I've got this dataframe:
person_code #CNAE growth size
0 231 32 0.54 32
1 233 43 0.12 333
2 432 32 0.44 21
3 431 56 0.32 23
4 654 89 0.12 89
5 764 32 0.20 211
6 434 32 0.82 90
I need to create a new column called "top3growth". For that I will need to check df's #CNAE for each row and add an extra column pointing out which are the 3 persons with highest growth for that CNAE (it will add a dataframe inside the df dataframe).
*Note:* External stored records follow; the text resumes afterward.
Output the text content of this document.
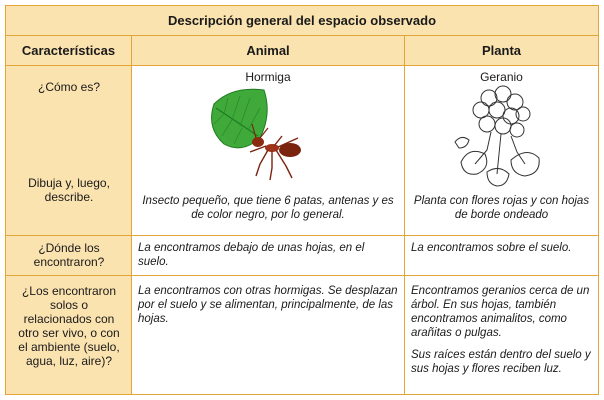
Descripción general del espacio observado
Características	Animal	Planta
¿Cómo es?
Dibuja y, luego, describe.
Hormiga
Insecto pequeño, que tiene 6 patas, antenas y es de color negro, por lo general.
Geranio
Planta con flores rojas y con hojas de borde ondeado
¿Dónde los encontraron?
La encontramos debajo de unas hojas, en el suelo.
La encontramos sobre el suelo.
¿Los encontraron solos o relacionados con otro ser vivo, o con el ambiente (suelo, agua, luz, aire)?
La encontramos con otras hormigas. Se desplazan por el suelo y se alimentan, principalmente, de las hojas.
Encontramos geranios cerca de un árbol. En sus hojas, también encontramos animalitos, como arañitas o pulgas.
Sus raíces están dentro del suelo y sus hojas y flores reciben luz.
To create the "top3dfs" I'm using this groupby:
a=sql2.groupby('#CNAE',group_keys=False).apply(pd.DataFrame.nlargest,n=3,columns='growth')
(This solution came out of this question.)
It should look like this:
person_code #CNAE growth size top3growth ...
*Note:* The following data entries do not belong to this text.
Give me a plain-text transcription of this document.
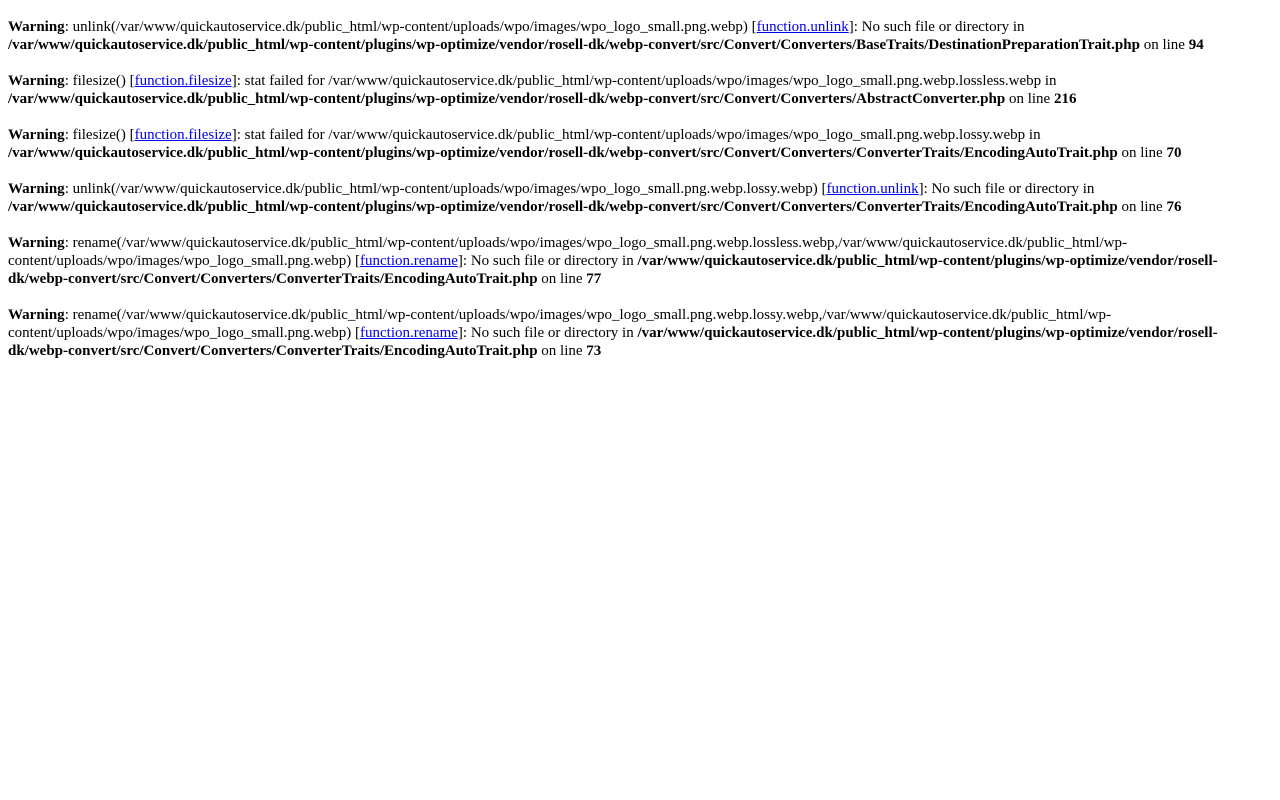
Warning: unlink(/var/www/quickautoservice.dk/public_html/wp-content/uploads/wpo/images/wpo_logo_small.png.webp) [function.unlink]: No such file or directory in /var/www/quickautoservice.dk/public_html/wp-content/plugins/wp-optimize/vendor/rosell-dk/webp-convert/src/Convert/Converters/BaseTraits/DestinationPreparationTrait.php on line 94
Warning: filesize() [function.filesize]: stat failed for /var/www/quickautoservice.dk/public_html/wp-content/uploads/wpo/images/wpo_logo_small.png.webp.lossless.webp in /var/www/quickautoservice.dk/public_html/wp-content/plugins/wp-optimize/vendor/rosell-dk/webp-convert/src/Convert/Converters/AbstractConverter.php on line 216
Warning: filesize() [function.filesize]: stat failed for /var/www/quickautoservice.dk/public_html/wp-content/uploads/wpo/images/wpo_logo_small.png.webp.lossy.webp in /var/www/quickautoservice.dk/public_html/wp-content/plugins/wp-optimize/vendor/rosell-dk/webp-convert/src/Convert/Converters/ConverterTraits/EncodingAutoTrait.php on line 70
Warning: unlink(/var/www/quickautoservice.dk/public_html/wp-content/uploads/wpo/images/wpo_logo_small.png.webp.lossy.webp) [function.unlink]: No such file or directory in /var/www/quickautoservice.dk/public_html/wp-content/plugins/wp-optimize/vendor/rosell-dk/webp-convert/src/Convert/Converters/ConverterTraits/EncodingAutoTrait.php on line 76
Warning: rename(/var/www/quickautoservice.dk/public_html/wp-content/uploads/wpo/images/wpo_logo_small.png.webp.lossless.webp,/var/www/quickautoservice.dk/public_html/wp-content/uploads/wpo/images/wpo_logo_small.png.webp) [function.rename]: No such file or directory in /var/www/quickautoservice.dk/public_html/wp-content/plugins/wp-optimize/vendor/rosell-dk/webp-convert/src/Convert/Converters/ConverterTraits/EncodingAutoTrait.php on line 77
Warning: rename(/var/www/quickautoservice.dk/public_html/wp-content/uploads/wpo/images/wpo_logo_small.png.webp.lossy.webp,/var/www/quickautoservice.dk/public_html/wp-content/uploads/wpo/images/wpo_logo_small.png.webp) [function.rename]: No such file or directory in /var/www/quickautoservice.dk/public_html/wp-content/plugins/wp-optimize/vendor/rosell-dk/webp-convert/src/Convert/Converters/ConverterTraits/EncodingAutoTrait.php on line 73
0 . 231 32 0.54 32 [df_top3_type_32]
1 . 233 43 0.12 333 [df_top3_type_43]
2 . 432 32 0.44 21 [df_top3_type_32]
3 . 431 56 0.32 23 [df_top3_type_56]
4 . 654 89 0.12 89 [df_top3_type_89]
5 . 764 32 0.20 211 [df_top3_type_32]
6 . 434 32 0.82 90 [df_top3_type_32]
...
df_top3_type_32 should look like this (for example):
person_code #CNAE growth size
6 . 434 32 0.82 90
0 . 231 32 0.54 32
2 . 432 32 0.44 21
I'm trying to solve my problem by using:
df['top3growth']=np.nan
for i in df.index:
df['top3growth'].loc[i]=a[a['#CNAE'] == df['#CNAE'].loc[i]]
But I'm getting:
ValueError: Incompatible indexer with DataFrame
Does anyone know what's going on? Is there a more efficient way of doing this (not using a for loop)?